2. Ac-FOXO1/FOXO1 ratio was based on densitometric quantifications of Ac-FOXO1 and total FOXO1 levels on Western blots (n = 3). *p < 0.05 versus miR Ac CTL.

3. The effect of miR-146b In on acetylation of FOXO1 in differentiated 3T3-L1 cells. Total and Ac-FOXO1 was detected by Western blotting.

4. Ac-FOXO1/FOXO1 ratio was based on densitometric quantifications of Ac-FOXO1 and total FOXO1 levels on Western blots (n = 3). *p < 0.05 versus miR In CTL.

Figure 5. Silencing of miR-146b ameliorates obesity through upregulation of SIRT1

1. Knockdown of miR-146b by LNA-miR-146b antagomir (LNA-miR-146b) and the subsequent increase in SIRT1 expression were confirmed through qRT-PCR analysis in the epididymal fat tissue of obese C57BL/6J mice. Mice were intraperitoneally injected with 25 mg/kg/d LNA-miR-146b or LNA-scramble for 3 consecutive days and sacrificed 72 h after the last injection (n = 5). Values are means ± SEM. *p < 0.05 versus LNA-scramble.

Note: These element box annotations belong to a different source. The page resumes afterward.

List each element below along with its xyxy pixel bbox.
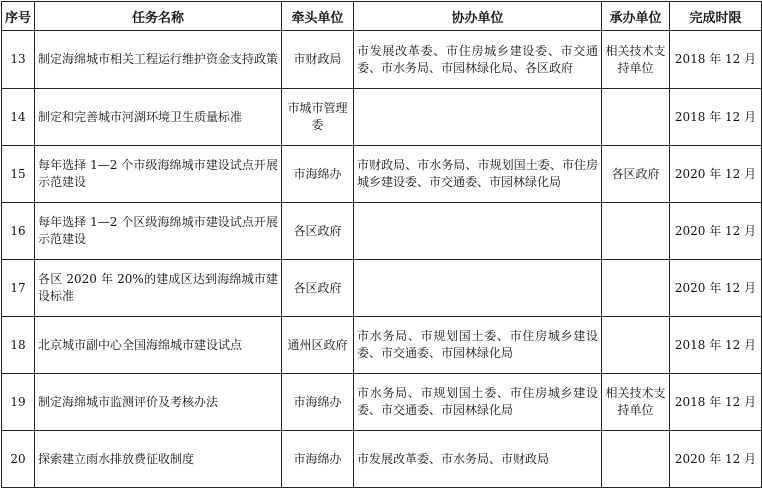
- row-assist: 市财政局、市水务局、市规划国土委、市住房城乡建设委、市交通委、市园林绿化局: [354, 146, 602, 203]
- row-lead: 市财政局: [282, 31, 354, 89]
- row-task: 制定和完善城市河湖环境卫生质量标准: [35, 89, 282, 146]
- row-assist: 市水务局、市规划国土委、市住房城乡建设委、市交通委、市园林绿化局: [354, 374, 602, 431]
- row-undertake: [602, 89, 670, 146]
- row-index: 14: [2, 89, 35, 146]
- row-deadline: 2020 年 12 月: [670, 146, 762, 203]
- row-lead: 市海绵办: [282, 374, 354, 431]
- row-task: 每年选择 1—2 个区级海绵城市建设试点开展示范建设: [35, 203, 282, 260]
- task-table: [1, 1, 762, 488]
- table-row: [2, 89, 762, 146]
- row-undertake: [602, 260, 670, 317]
- table-row: [2, 203, 762, 260]
- row-task: 制定海绵城市相关工程运行维护资金支持政策: [35, 31, 282, 89]
- row-undertake: 相关技术支持单位: [602, 31, 670, 89]
- row-task: 各区 2020 年 20%的建成区达到海绵城市建设标准: [35, 260, 282, 317]
- row-lead: 通州区政府: [282, 317, 354, 374]
- header-undertake: 承办单位: [602, 2, 670, 31]
- header-deadline: 完成时限: [670, 2, 762, 31]
- header-task: 任务名称: [35, 2, 282, 31]
- row-deadline: 2020 年 12 月: [670, 260, 762, 317]
- table-row: [2, 146, 762, 203]
- table-row: [2, 317, 762, 374]
- row-undertake: [602, 317, 670, 374]
- row-deadline: 2018 年 12 月: [670, 374, 762, 431]
- row-lead: 各区政府: [282, 260, 354, 317]
- row-task: 北京城市副中心全国海绵城市建设试点: [35, 317, 282, 374]
- row-undertake: 各区政府: [602, 146, 670, 203]
- row-index: 15: [2, 146, 35, 203]
- row-index: 17: [2, 260, 35, 317]
- row-deadline: 2020 年 12 月: [670, 203, 762, 260]
- row-assist: 市水务局、市规划国土委、市住房城乡建设委、市交通委、市园林绿化局: [354, 317, 602, 374]
- row-deadline: 2018 年 12 月: [670, 317, 762, 374]
- header-assist: 协办单位: [354, 2, 602, 31]
- row-deadline: 2020 年 12 月: [670, 431, 762, 488]
- row-assist: [354, 260, 602, 317]
- table-row: [2, 431, 762, 488]
- row-index: 16: [2, 203, 35, 260]
- table-row: [2, 260, 762, 317]
- row-index: 19: [2, 374, 35, 431]
- row-assist: [354, 89, 602, 146]
- row-assist: [354, 203, 602, 260]
- header-lead: 牵头单位: [282, 2, 354, 31]
- row-deadline: 2018 年 12 月: [670, 31, 762, 89]
- row-lead: 市城市管理委: [282, 89, 354, 146]
- row-lead: 市海绵办: [282, 431, 354, 488]
- header-index: 序号: [2, 2, 35, 31]
- row-index: 20: [2, 431, 35, 488]
- row-assist: 市发展改革委、市住房城乡建设委、市交通委、市水务局、市园林绿化局、各区政府: [354, 31, 602, 89]
- row-task: 探索建立雨水排放费征收制度: [35, 431, 282, 488]
- row-lead: 各区政府: [282, 203, 354, 260]
- row-undertake: [602, 431, 670, 488]
- table-row: [2, 31, 762, 89]
- row-index: 13: [2, 31, 35, 89]
- row-undertake: 相关技术支持单位: [602, 374, 670, 431]
- row-lead: 市海绵办: [282, 146, 354, 203]
- row-task: 制定海绵城市监测评价及考核办法: [35, 374, 282, 431]
- table-header-row: [2, 2, 762, 31]
- row-deadline: 2018 年 12 月: [670, 89, 762, 146]
- row-task: 每年选择 1—2 个市级海绵城市建设试点开展示范建设: [35, 146, 282, 203]
- table-row: [2, 374, 762, 431]
- row-undertake: [602, 203, 670, 260]
- row-assist: 市发展改革委、市水务局、市财政局: [354, 431, 602, 488]
- row-index: 18: [2, 317, 35, 374]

2. The effect of miR-146b knockdown by LNA-miR-146b on FOXO1 acetylation. Total and Ac-FOXO1 was detected by Western blotting.

3. Knockdown of miR-146b by LNA-miR-146b induced weight loss in mice. Body weight was measured 72 h after the last injection (n = 5). Values are means ± SEM. ns, not significant; *p < 0.05, **p < 0.01.

4. Knockdown of miR-146b by LNA-miR-146b reduced visceral fat volume. CT images were acquired from anaesthetized mice and analysed to calculate visceral fat mass (n = 5). Values are means ± SEM. ns, not significant; *p < 0.05, **p < 0.01.

5. Knockdown of miR-146b by LNA-miR-146b induced hypotrophy of white adipose tissues. Perirenal fat fads were stained with H&E (left), and the mean sizes of adipocytes were calculated (right) (n = 5). Scale bar = 100 µm. Values are means ± SEM. *p < 0.05 versus LNA-scramble.

6. Western blot analysis on adipogenesis-related markers of white adipose tissue from LNA-146b-injected mice. Expressions of C/EBPα, PPARγ, fatty acid synthase and AP2 of perirenal fat tissues were measured. β-actin was used as a loading control.

Figure 6. Schematic representation of the pro-adipogenic effect of miR-146b

Adipogenic stimuli induce expression of miR-146b. Increased miR-146b binds directly to SIRT1 and downregulates SIRT1 expression. SIRT1 downregulation reduces deacetylation of FOXO1. As a result, FOXO1-mediated inhibition of PPARγ transcription is diminished and adipocyte differentiation is stimulated.